Et enfin, elles se fixent pour objectif de répondre à l'exigence démocratique, dont vous connaissez mieux que personne l'importance. Ces initiatives proposent des objectifs, mais ne définissent pas des instruments ou des moyens. Ils devront en découler dans un second temps et pourront prendre diverses formes : des législations à 27, des coopérations renforcées, des cadres spécifiques. La possibilité d'avancer à l'Allemagne sera bien sûr décisive.
- l'horizon est 2024, c'est-à-dire la fin de la prochaine législature européenne, pour réaliser cette transformation profonde, et un jalon en 2019 avec un débat politique qui détermine donc le mandat pour les 5 années qui suivent ;
- enfin, la méthode proposée par le Président se fonde sur : un processus de discussion entre les États membres volontaires, formant un « groupe de la refondation européenne » qui associera les Institutions européennes - le Président en parlera dès ce soir à la Chancelière et aux autres Chefs d'État et de gouvernement à Tallinn - ; un processus ouvert et à l'écoute des Européens : c'est l'objet des conventions démocratiques qui devront se tenir au 1er semestre 2018 ; enfin, une feuille de route qui sera l'aboutissement de ce processus à l'été 2018 et permettra d'engager le débat des élections européennes.
Je me concentrerai sur les échéances prioritaires prévues pour les prochains mois, jusqu'à la fin 2018 pour la plupart, qui combinent : un agenda législatif correspondant dans une large mesure à des orientations portées ou soutenues par la France, de nouvelles initiatives pour en amplifier ou en relever le niveau d'ambition et, de manière transversale, deux grandes négociations qui sont inscrites dans ce calendrier - le retrait du Royaume-Uni et la préparation du futur Cadre pluriannuel financier qui fixera les moyens d'intervention budgétaire de l'Union après 2020. S'y ajoute naturellement l'enjeu central du renforcement de la zone euro.
Il y a tout d'abord les enjeux de sécurité, qui ont pris une place importante dans l'agenda européen en raison de la permanence de la menace terroriste, de l'instabilité de certains pays du voisinage de l'Europe et du désengagement américain.
Cela concerne en premier lieu la défense. Le Conseil européen de juin 2017 a posé des bases avec d'une part la coopération structurée permanente qui doit rassembler les États membres prêts à s'engager pour réaliser les missions les plus exigeantes et les investissements les plus importants. À l'initiative de la France et de l'Allemagne, nous sommes actuellement dans la phase d'établissement d'une liste commune de critères et d'engagements contraignants, qui devrait être présentée en octobre afin que le lancement de la CSP puisse aboutir dans les semaines qui suivent.

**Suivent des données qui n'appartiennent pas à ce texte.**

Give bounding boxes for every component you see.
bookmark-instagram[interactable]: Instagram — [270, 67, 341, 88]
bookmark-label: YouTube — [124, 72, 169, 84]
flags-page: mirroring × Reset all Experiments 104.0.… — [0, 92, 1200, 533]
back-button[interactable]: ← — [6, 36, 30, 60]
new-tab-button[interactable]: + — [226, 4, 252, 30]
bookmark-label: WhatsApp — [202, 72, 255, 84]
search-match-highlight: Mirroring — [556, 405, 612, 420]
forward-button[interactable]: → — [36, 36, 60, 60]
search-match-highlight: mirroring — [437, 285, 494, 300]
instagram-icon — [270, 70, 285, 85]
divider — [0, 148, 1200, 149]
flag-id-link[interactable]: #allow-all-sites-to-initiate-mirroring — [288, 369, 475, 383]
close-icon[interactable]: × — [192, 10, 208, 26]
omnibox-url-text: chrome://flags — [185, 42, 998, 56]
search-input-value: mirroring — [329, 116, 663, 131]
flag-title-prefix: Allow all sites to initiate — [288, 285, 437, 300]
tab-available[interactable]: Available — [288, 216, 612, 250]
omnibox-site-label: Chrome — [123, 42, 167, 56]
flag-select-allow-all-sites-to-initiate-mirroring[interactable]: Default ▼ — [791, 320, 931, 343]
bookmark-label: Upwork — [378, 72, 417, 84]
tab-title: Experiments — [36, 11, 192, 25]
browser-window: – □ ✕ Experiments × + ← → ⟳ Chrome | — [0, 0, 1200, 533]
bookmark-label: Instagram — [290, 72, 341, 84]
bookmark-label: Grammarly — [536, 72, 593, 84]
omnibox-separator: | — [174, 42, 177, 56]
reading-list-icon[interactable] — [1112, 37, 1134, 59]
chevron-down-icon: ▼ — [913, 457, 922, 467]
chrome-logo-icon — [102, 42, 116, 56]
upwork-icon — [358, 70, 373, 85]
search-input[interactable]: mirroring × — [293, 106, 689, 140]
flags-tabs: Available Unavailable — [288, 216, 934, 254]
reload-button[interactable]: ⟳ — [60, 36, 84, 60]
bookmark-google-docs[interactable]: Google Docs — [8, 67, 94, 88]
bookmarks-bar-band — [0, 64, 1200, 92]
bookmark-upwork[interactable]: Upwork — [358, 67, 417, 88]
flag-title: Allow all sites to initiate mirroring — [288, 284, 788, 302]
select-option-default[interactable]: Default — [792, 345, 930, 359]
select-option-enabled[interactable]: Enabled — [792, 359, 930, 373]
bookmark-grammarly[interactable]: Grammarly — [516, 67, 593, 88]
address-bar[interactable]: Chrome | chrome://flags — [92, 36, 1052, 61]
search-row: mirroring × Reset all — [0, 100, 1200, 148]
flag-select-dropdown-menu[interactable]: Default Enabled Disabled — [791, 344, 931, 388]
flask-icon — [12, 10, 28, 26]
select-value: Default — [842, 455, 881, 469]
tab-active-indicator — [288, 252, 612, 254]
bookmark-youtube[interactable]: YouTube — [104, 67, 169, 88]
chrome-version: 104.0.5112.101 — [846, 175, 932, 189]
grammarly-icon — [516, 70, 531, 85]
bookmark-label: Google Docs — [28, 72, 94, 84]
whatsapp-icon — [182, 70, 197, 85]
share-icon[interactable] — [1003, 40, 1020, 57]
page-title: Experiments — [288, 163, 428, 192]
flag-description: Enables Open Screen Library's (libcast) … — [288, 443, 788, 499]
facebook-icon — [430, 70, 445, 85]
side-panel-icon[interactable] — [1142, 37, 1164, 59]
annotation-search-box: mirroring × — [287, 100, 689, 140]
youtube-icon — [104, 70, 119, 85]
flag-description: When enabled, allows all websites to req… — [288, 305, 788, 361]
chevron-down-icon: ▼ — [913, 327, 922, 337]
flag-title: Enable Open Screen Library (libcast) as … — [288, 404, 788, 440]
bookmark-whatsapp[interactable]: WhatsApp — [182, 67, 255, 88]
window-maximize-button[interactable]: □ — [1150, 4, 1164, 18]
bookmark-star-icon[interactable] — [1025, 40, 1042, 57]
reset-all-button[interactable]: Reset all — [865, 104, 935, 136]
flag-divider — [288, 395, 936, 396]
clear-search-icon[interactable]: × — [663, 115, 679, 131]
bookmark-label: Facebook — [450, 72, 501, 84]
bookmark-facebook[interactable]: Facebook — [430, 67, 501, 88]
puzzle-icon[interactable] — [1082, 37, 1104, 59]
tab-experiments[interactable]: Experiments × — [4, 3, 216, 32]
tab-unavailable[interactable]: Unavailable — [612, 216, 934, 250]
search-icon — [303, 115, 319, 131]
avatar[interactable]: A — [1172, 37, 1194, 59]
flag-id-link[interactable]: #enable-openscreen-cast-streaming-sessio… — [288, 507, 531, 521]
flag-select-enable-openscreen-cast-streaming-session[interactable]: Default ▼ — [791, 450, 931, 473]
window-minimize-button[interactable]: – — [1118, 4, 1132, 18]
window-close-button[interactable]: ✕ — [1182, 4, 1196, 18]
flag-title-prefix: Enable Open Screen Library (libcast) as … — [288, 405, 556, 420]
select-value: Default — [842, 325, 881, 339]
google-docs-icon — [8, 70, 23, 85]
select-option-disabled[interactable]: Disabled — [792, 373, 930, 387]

D'autre part, et les travaux doivent avancer parallèlement, le principe a été acté de la mise en place d'un fonds européen de défense qui vise à mutualiser des moyens pour développer des projets en matière de recherche, de développement industriel et pour l'acquisition par les États membres qui le souhaitent de capacités militaires. Une action préparatoire a déjà été engagée s'agissant de la recherche. Un programme complet sera lancé après 2020, qui devrait être doté de 500 millions d'euros par an. Le travail est en cours sur le volet industriel et les premiers projets devront être lancés en 2019. Ce programme a également vocation à être amplifié après 2020, sans doute à hauteur de 1 Md€ par an.
Le Président de la République a proposé d'aller plus loin avec une initiative européenne d'intervention visant à développer une culture stratégique partagée. Cette initiative consiste à accueillir dans les armées qui le souhaitent - la France ouvrira ses armées dans ce cadre - des militaires venant d'autres pays européens pour participer, le plus en amont possible, à nos travaux d'anticipation, de renseignement, de planification et de soutien aux opérations. Elle formera le coeur de la contribution française à la coopération structurée permanente.
La sécurité, en deuxième lieu, c'est bien sûr aussi la sécurité intérieure de l'espace Schengen. Afin de donner à l'Europe des moyens de lutter contre le terrorisme, des avancées importantes ont été réalisées au cours des dernières années : lutte contre le financement du terrorisme ; contre le trafic des armes à feu ; adoption du PNR qui doit maintenant être effectivement mis en place ; contrôles systématiques aux frontières ; travail sur les communications cryptées et le retrait des contenus haineux sur Internet.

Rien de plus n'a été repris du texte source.